As tech leaders, we’re destined to always be in some sort of limbo when it comes to adopting new technologies and combating the hype cycle. You might as well learn how to manage this battle well. You cannot over-hype; that’s like consuming heaps of empty calories. Similarly, avoiding all novelty entirely will lead to innovation starvation. Find your center.

Indicators of Misalignment

If you’re not sure, here are some signs you’re not balancing things all that well:

  • Doing performative, hyped-up “innovation.” That’s tech for tech’s sake. Implementing whatever is currently all the rage on LinkedIn, so you can post about it as well, without thinking about the actual use.
  • When most of your innovative stunts, like results of hackathons, are tossed aside quickly. Nothing actually has any long-term results.
  • Some (or all) of your teams never make the time to try something new. All effort is directed 100% at doing things the “tried and tested” way.
  • Even when you’re trying new things, you only sign off on those things that are virtually guaranteed to work. That’s not really innovating, but implementing best practices for the first time.

Balance, Again

The short answer to managing this is, of course, balance. But you knew that already. The thing that I see helping people is realizing that we can achieve this balance across multiple planes.

For example, there’s time balance. That’s about making the time to innovate, but in a managed and measured way. Hackathons are a poor way of doing that. A better way is with intermissions (you can grab for free the innovation chapter from The Tech Executive Operating System, which covers innovation at the bottom of this article). Committing to regularly spend time on innovation is a great solution to hype-proof you. You’re less likely to get sucked into something that’s currently cool. It goes on your backlog, and if it’s still interesting in a month when you get to it, it’s more likely to be worth your time.

There’s also a people balance. Allowing everyone to play with many things all at once can introduce too much confusion into the organization. Assigning specific experiments to particular teams and letting them go through learning the ropes before expanding the approach can really accelerate time-to-value in these experiments.

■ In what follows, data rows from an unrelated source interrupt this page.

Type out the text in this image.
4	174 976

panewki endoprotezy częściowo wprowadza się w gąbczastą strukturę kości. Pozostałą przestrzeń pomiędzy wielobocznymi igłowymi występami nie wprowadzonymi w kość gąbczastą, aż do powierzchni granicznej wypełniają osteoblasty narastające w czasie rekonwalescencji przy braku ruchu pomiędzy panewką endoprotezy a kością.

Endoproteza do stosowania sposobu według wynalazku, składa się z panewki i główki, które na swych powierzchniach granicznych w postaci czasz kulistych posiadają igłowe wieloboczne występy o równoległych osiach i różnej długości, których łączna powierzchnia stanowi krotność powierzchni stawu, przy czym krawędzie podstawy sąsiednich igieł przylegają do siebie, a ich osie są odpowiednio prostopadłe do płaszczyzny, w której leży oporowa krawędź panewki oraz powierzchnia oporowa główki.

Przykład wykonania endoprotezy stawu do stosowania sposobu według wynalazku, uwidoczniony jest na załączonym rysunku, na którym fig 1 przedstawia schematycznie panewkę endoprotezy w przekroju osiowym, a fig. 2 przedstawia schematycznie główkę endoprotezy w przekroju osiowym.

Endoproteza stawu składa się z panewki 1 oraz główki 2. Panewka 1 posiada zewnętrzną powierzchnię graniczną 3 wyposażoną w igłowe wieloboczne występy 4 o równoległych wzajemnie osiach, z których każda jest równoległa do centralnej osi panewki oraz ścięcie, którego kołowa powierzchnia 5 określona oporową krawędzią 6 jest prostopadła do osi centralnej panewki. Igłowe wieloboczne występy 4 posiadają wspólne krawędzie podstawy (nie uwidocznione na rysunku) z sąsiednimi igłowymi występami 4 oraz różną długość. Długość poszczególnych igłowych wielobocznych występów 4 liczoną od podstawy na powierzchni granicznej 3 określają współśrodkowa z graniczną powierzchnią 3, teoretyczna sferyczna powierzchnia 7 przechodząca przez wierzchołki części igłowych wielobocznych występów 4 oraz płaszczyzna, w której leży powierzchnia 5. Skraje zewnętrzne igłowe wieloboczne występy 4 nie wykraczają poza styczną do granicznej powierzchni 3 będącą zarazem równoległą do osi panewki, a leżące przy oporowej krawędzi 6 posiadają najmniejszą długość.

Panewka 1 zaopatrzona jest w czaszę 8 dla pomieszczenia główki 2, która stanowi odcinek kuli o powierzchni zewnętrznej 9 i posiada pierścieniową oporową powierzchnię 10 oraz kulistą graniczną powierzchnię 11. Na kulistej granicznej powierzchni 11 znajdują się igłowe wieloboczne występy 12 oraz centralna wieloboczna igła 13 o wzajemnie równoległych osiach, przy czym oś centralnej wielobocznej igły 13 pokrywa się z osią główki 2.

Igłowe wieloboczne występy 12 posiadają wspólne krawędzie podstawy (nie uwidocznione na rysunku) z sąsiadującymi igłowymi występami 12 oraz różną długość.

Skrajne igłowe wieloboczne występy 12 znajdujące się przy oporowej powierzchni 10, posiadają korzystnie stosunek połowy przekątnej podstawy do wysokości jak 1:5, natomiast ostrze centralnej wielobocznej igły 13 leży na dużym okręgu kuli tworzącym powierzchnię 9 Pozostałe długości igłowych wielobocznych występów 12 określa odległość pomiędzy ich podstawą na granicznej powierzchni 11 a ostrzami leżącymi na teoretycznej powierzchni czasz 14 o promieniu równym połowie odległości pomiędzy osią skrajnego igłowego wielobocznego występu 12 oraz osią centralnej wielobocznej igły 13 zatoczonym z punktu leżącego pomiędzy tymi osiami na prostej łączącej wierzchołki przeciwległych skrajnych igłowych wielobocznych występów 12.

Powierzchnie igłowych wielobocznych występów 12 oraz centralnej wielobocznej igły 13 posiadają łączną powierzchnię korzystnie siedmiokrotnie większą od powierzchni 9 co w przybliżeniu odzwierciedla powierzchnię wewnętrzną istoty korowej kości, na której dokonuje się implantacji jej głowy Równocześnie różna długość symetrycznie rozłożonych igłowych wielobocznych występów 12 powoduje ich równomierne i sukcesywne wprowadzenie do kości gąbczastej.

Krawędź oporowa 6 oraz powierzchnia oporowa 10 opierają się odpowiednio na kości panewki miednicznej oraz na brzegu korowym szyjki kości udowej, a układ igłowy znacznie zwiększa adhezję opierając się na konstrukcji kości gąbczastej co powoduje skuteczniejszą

One last aspect is project balance. Rather than allowing specific teams or particular people to do something in a new way, we “color” an entire project. That makes the innovation more end-to-end, in a way that reduces the odds of the experiment staying too artificial. Contrast it with the single engineer who tries a certain tool and never sees areas of concern like collaboration.

Snap out of the hype loop and do things that actually matter.